"The Shadow Man" is the first segment of the tenth episode from the first season (1985–86) of the television series The Twilight Zone. In this segment, a boy discovers that a murderous shadow person resides under his bed.

Plot
Danny Hayes is an intellectual child who is afraid of the dark and is the regular target of a bully named Eric. At the insistence of his mother, Danny goes to bed without the lights, television, and radio on for the first time. This allows a mysterious entity to emerge from under his bed, proclaiming "I am the Shadow Man, and I will never harm the person under whose bed I live." The Shadow Man leaves the house.

The next day, Danny tells his friend Peter about the Shadow Man but Peter dismisses it due to Danny's record of imagining horrifying things. At school, Danny hears about a series of attacks on children; witnesses describe the attacker as a shadowy man. That night, the Shadow Man again emerges, reiterates his promise, and departs. Danny unsuccessfully tries to take a photo of him.

Danny overhears that Eric's girlfriend, Lianna, needs help in algebra, and he volunteers to tutor her. She is impressed that he would risk an attack by the Shadow Man just to help her. Danny's "bravery" becomes the talk of the school and he attracts a number of friends.
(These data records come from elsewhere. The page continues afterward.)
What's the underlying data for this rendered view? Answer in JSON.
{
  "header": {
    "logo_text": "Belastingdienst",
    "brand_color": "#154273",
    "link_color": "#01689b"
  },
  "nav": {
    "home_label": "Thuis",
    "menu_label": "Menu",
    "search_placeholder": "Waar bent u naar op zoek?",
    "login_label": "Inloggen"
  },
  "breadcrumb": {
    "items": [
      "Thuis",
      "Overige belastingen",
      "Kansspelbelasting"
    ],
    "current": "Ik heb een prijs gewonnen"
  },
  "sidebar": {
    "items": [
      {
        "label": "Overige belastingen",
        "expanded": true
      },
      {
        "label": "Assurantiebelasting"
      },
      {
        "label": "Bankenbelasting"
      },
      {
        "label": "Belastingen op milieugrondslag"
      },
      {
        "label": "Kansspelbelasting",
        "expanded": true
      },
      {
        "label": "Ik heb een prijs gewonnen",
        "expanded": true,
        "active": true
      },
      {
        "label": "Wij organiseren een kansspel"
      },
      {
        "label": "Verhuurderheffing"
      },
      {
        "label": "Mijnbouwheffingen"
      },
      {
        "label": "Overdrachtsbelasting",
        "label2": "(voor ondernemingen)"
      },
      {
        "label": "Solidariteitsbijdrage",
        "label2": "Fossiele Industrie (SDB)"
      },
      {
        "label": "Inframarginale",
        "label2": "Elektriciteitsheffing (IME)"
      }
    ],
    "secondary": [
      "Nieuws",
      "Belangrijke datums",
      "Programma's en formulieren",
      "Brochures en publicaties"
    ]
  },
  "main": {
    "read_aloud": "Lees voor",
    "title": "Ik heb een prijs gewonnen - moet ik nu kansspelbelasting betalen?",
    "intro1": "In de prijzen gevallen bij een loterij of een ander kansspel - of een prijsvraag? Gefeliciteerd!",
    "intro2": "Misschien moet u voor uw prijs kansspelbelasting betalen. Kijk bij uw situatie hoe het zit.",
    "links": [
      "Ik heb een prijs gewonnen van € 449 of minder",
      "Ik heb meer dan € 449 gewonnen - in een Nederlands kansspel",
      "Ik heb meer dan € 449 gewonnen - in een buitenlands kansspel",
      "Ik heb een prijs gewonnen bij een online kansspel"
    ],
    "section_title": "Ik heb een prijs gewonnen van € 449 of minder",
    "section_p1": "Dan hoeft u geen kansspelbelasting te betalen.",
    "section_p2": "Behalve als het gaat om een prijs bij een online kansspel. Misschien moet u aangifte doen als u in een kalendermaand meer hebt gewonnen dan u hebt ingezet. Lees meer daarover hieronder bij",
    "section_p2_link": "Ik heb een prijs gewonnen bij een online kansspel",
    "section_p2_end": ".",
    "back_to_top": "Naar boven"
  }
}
As reports of the attacks accumulate, Peter begins to believe that Danny's story of the Shadow Man under his bed might be true, and says he should tell the authorities. Danny says no one would believe him. As Lianna becomes romantically interested in Danny, Eric challenges Danny to a fight. Danny convinces him they should hold the fight at night in the area where the Shadow Man has been most often sighted. At the appointed time, the Shadow Man arrives, frightening Eric away. He then begins to choke Danny, who questions why the Shadow Man is reneging on his promise of never harming him. The Shadow Man reveals that despite his similar appearance and voice, he is a Shadow Man from under someone else's bed.

Production
The segment was directed by Joe Dante, who had previously directed the third segment of Twilight Zone: The Movie. He had just come off of directing the film Explorers, so he cast Jason Presson, who played a "wrong side of the tracks" boy in that film, as the bully Eric.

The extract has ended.